Upcycling innovation to extract value from biowaste

Posted by aclimaadmin | 23/04/2021 | Noticias del Sector

Hundreds of millions of tons of municipal waste are generated in the EU every year. According to the European Environment Agency, around 34 % of the total amount is biowaste, which is collected either separately or together with mixed residual waste.

“This biowaste presents a great burden to the environment if landfilled,” explains Thomas Dietrich, project manager of Food & Health at TECNALIA, Spain, and coordinator of the EU-funded VOLATILE project. “It creates methane, a very potent greenhouse gas.”

To address this, EU Member States are obliged to establish national strategies to reduce biodegradable waste going to landfills. The EU has also set the ambitious goal of recycling 65 % of its municipal waste by 2035.

Good intentions are not enough, however. New and innovative processes are needed if these targets are to be met, and if biowaste is to be recycled into viable, reusable products.

Circular bioeconomy

This was the objective of VOLATILE, which set out to develop new ways of extracting more value from biowaste. “The question we sought to answer was: what can we do with all this waste to protect our environment?” adds Dietrich. “How can we bring organic waste back into our economy, and reduce the use of non-renewable feedstocks?”

The solution developed by the VOLATILE project team was to optimise volatile fatty acid (VFA) production under anaerobic conditions.

During anaerobic digestion, a mixture of different bacteria and microorganisms use biowaste as food, converting it into these so-called VFAs. The VOLATILE team found a way to separate the VFAs and microorganisms using a membrane with minuscule openings, which allows only the VFAs to pass.

The separated VFAs can then be used as a platform for the chemical industry, or as feedstock in other biotechnological processes. Downstream processing was developed with economic feasibility and environmental sustainability in mind.

“We believe that this VFA platform has the potential to help biogas plants to increase their revenue considerably,” says Dietrich. “It will also transform biowaste treatment facilities into feedstock suppliers for other industries, establishing a circular bioeconomy.”

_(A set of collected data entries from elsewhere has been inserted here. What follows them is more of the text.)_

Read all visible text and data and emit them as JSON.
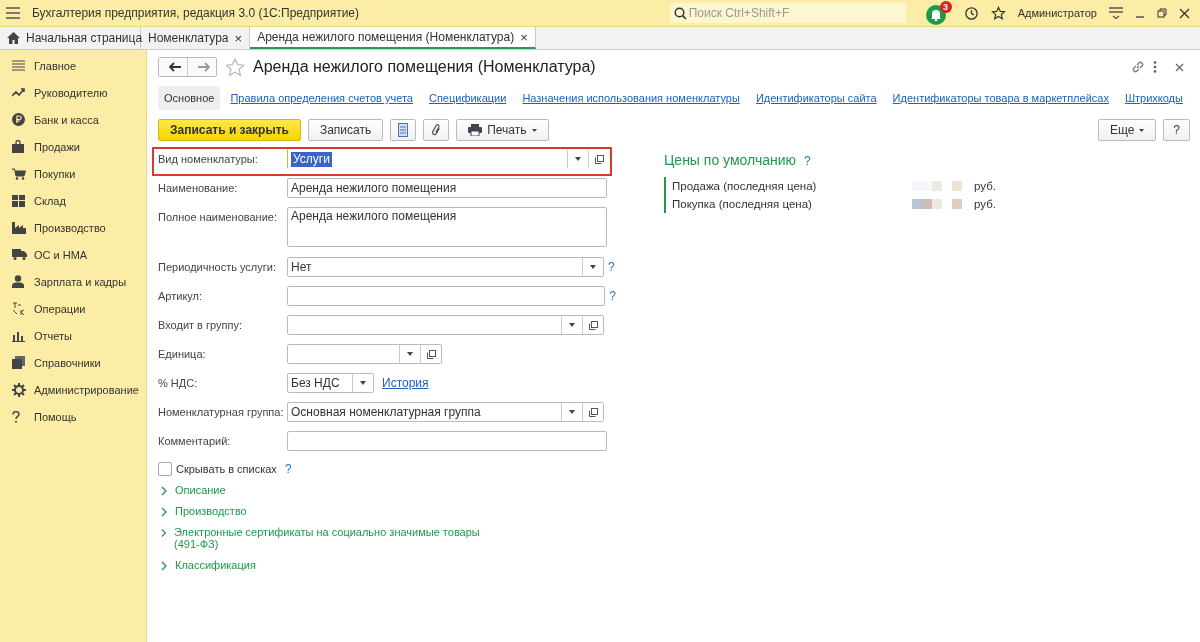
{
  "titlebar": {
    "title": "Бухгалтерия предприятия, редакция 3.0  (1С:Предприятие)",
    "search_placeholder": "Поиск Ctrl+Shift+F",
    "notifications": "3",
    "user": "Администратор"
  },
  "tabs": [
    {
      "label": "Начальная страница",
      "selected": false,
      "closable": false
    },
    {
      "label": "Номенклатура",
      "selected": false,
      "closable": true
    },
    {
      "label": "Аренда нежилого помещения (Номенклатура)",
      "selected": true,
      "closable": true
    }
  ],
  "tab_close": "×",
  "sidebar": {
    "items": [
      {
        "label": "Главное"
      },
      {
        "label": "Руководителю"
      },
      {
        "label": "Банк и касса"
      },
      {
        "label": "Продажи"
      },
      {
        "label": "Покупки"
      },
      {
        "label": "Склад"
      },
      {
        "label": "Производство"
      },
      {
        "label": "ОС и НМА"
      },
      {
        "label": "Зарплата и кадры"
      },
      {
        "label": "Операции"
      },
      {
        "label": "Отчеты"
      },
      {
        "label": "Справочники"
      },
      {
        "label": "Администрирование"
      },
      {
        "label": "Помощь"
      }
    ]
  },
  "form": {
    "title": "Аренда нежилого помещения (Номенклатура)",
    "sections": [
      {
        "label": "Основное",
        "selected": true
      },
      {
        "label": "Правила определения счетов учета",
        "selected": false
      },
      {
        "label": "Спецификации",
        "selected": false
      },
      {
        "label": "Назначения использования номенклатуры",
        "selected": false
      },
      {
        "label": "Идентификаторы сайта",
        "selected": false
      },
      {
        "label": "Идентификаторы товара в маркетплейсах",
        "selected": false
      },
      {
        "label": "Штрихкоды",
        "selected": false
      }
    ],
    "toolbar": {
      "primary": "Записать и закрыть",
      "save": "Записать",
      "print": "Печать",
      "more": "Еще",
      "help": "?"
    },
    "fields": [
      {
        "label": "Вид номенклатуры:",
        "kind": "combo",
        "value": "Услуги",
        "open_button": true,
        "highlighted": true,
        "help": false
      },
      {
        "label": "Наименование:",
        "kind": "text",
        "value": "Аренда нежилого помещения",
        "open_button": false,
        "highlighted": false,
        "help": false
      },
      {
        "label": "Полное наименование:",
        "kind": "textarea",
        "value": "Аренда нежилого помещения",
        "open_button": false,
        "highlighted": false,
        "help": false
      },
      {
        "label": "Периодичность услуги:",
        "kind": "combo",
        "value": "Нет",
        "open_button": false,
        "highlighted": false,
        "help": true
      },
      {
        "label": "Артикул:",
        "kind": "text",
        "open_button": false,
        "highlighted": false,
        "help": true
      },
      {
        "label": "Входит в группу:",
        "kind": "combo",
        "open_button": true,
        "highlighted": false,
        "help": false
      },
      {
        "label": "Единица:",
        "kind": "combo",
        "open_button": true,
        "highlighted": false,
        "help": false
      },
      {
        "label": "% НДС:",
        "kind": "combo",
        "value": "Без НДС",
        "open_button": false,
        "highlighted": false,
        "help": false,
        "link": "История"
      },
      {
        "label": "Номенклатурная группа:",
        "kind": "combo",
        "value": "Основная номенклатурная группа",
        "open_button": true,
        "highlighted": false,
        "help": false
      },
      {
        "label": "Комментарий:",
        "kind": "text",
        "open_button": false,
        "highlighted": false,
        "help": false
      }
    ],
    "help_mark": "?",
    "checkbox": {
      "label": "Скрывать в списках",
      "checked": false
    },
    "groups": [
      {
        "label": "Описание",
        "expanded": false
      },
      {
        "label": "Производство",
        "expanded": false
      },
      {
        "label": "Электронные сертификаты на социально значимые товары (491-ФЗ)",
        "expanded": false
      },
      {
        "label": "Классификация",
        "expanded": false
      }
    ],
    "prices": {
      "title": "Цены по умолчанию",
      "rows": [
        {
          "label": "Продажа (последняя цена)",
          "currency": "руб."
        },
        {
          "label": "Покупка (последняя цена)",
          "currency": "руб."
        }
      ]
    }
  }
}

Potential consumer applications

The big picture is that the VOLATILE project stands to make a valuable contribution towards the establishment of a circular bioeconomy, in which waste and residues are revalorised and put back into the economy. This will help to decouple growth from the consumption of finite resources.

In addition, the potential consumer-based applications of this process are impressive. Specialised bacteria can be used to transform the VFAs into polyhydroxyalkanoates (PHA), a biodegradable polymer used as an alternative to fossil-based plastics in bioplastic and packaging materials.

“Some yeasts are able to convert volatile fatty acids into single cell oils, which can be used in oleochemical applications such as soaps,” notes Dietrich. “VFAs can also be transformed into Omega-3 rich microalgae oil for food or feed applications. Omega-3 fatty acids are well known for their health promoting effects.”

In addition, the project team has developed a web-based decision support tool, to help analyse the potential for implementing VFA platforms to upcycle municipal biowaste. A European Committee for Standardization (CEN) workshop was also organised on the sustainable use of municipal biowaste, to help drive standardisation in the sector.

“Discussions are ongoing on how to bring the technology to a higher technological readiness level,” explains Dietrich. “The fermentation approaches we pioneered will be further developed, ready to be moved onto the market. We believe there is huge market potential here.”